March 1989 came, and I boarded the “Freedom Flight,” so called because I was leaving the island for the last time. The flight included a stop on Shemya Island before continuing to Elmendorf. Shemya Island is farther from mainland Alaska and closer to Russia than Adak.
I sat in the first row, directly across from the stewardess, on takeoff and landing. Nearing Shemya, the stewardess took her seat as we prepared to land. Then, the co-pilot leaned out and told her the weather on Shemya was low ceiling with crosswinds and the runway was icy. He finished by telling her we would still land.
I am not a great fan of flying and hearing this didn’t increase my appreciation for it. Well, my writing this shows I, we, survived the landing. I will say the pilots showed great skill as they turned the plane into the crosswind as we touched down and slowed while keeping us on the icy landing strip. Most impressive was we stopped next to the terminal. Landing in these conditions was likely one reason Reeve hired bush pilots.

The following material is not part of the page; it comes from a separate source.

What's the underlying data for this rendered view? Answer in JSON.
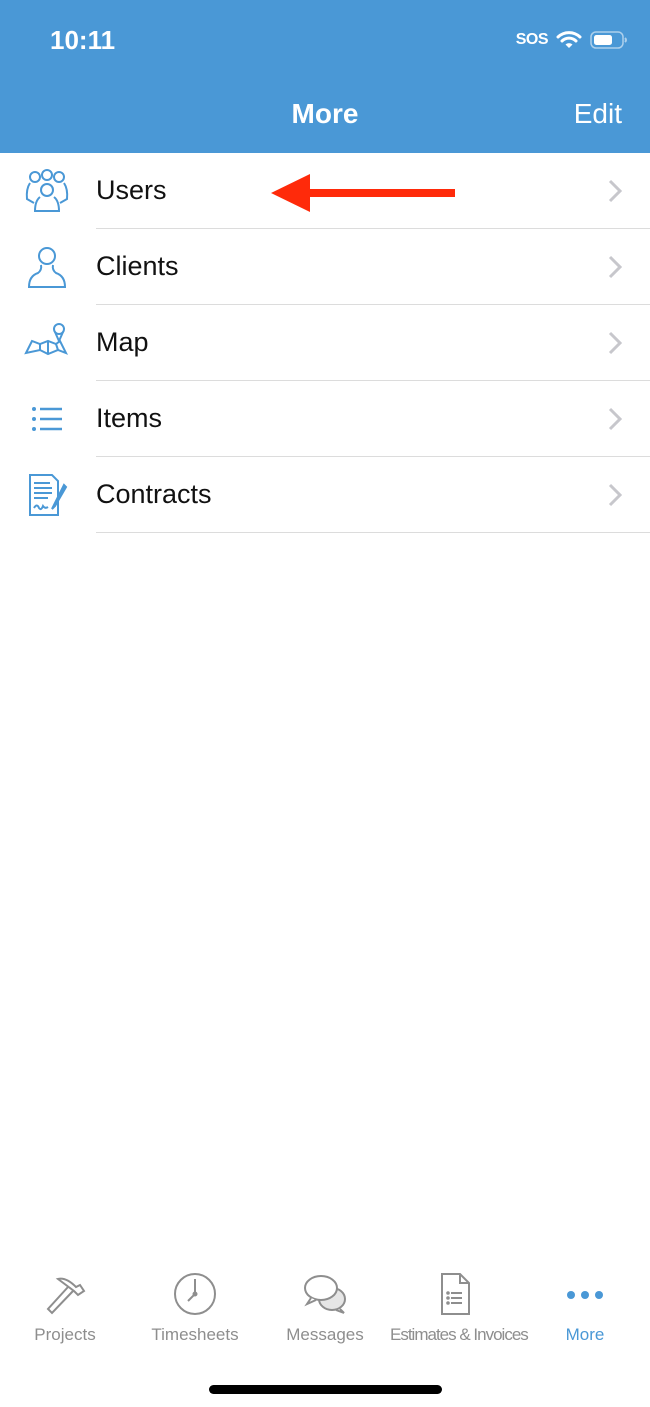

I would prefer to tell that the rest of the trip home was without incident, but can’t. We arrived in Elmendorf, and I went to make my connection only to learn they had canceled the flight because no planes had arrived from the States. The weather had closed several airports in Washington State and Illinois. My “freedom flight” flew, but I was still stuck in Alaska for a day or so.
My plane finally arrived, and I left Alaska, never to return. So, the next segment of my life experience was at the Naval Security Group Activity, Potomac, Washington, District of Columbia.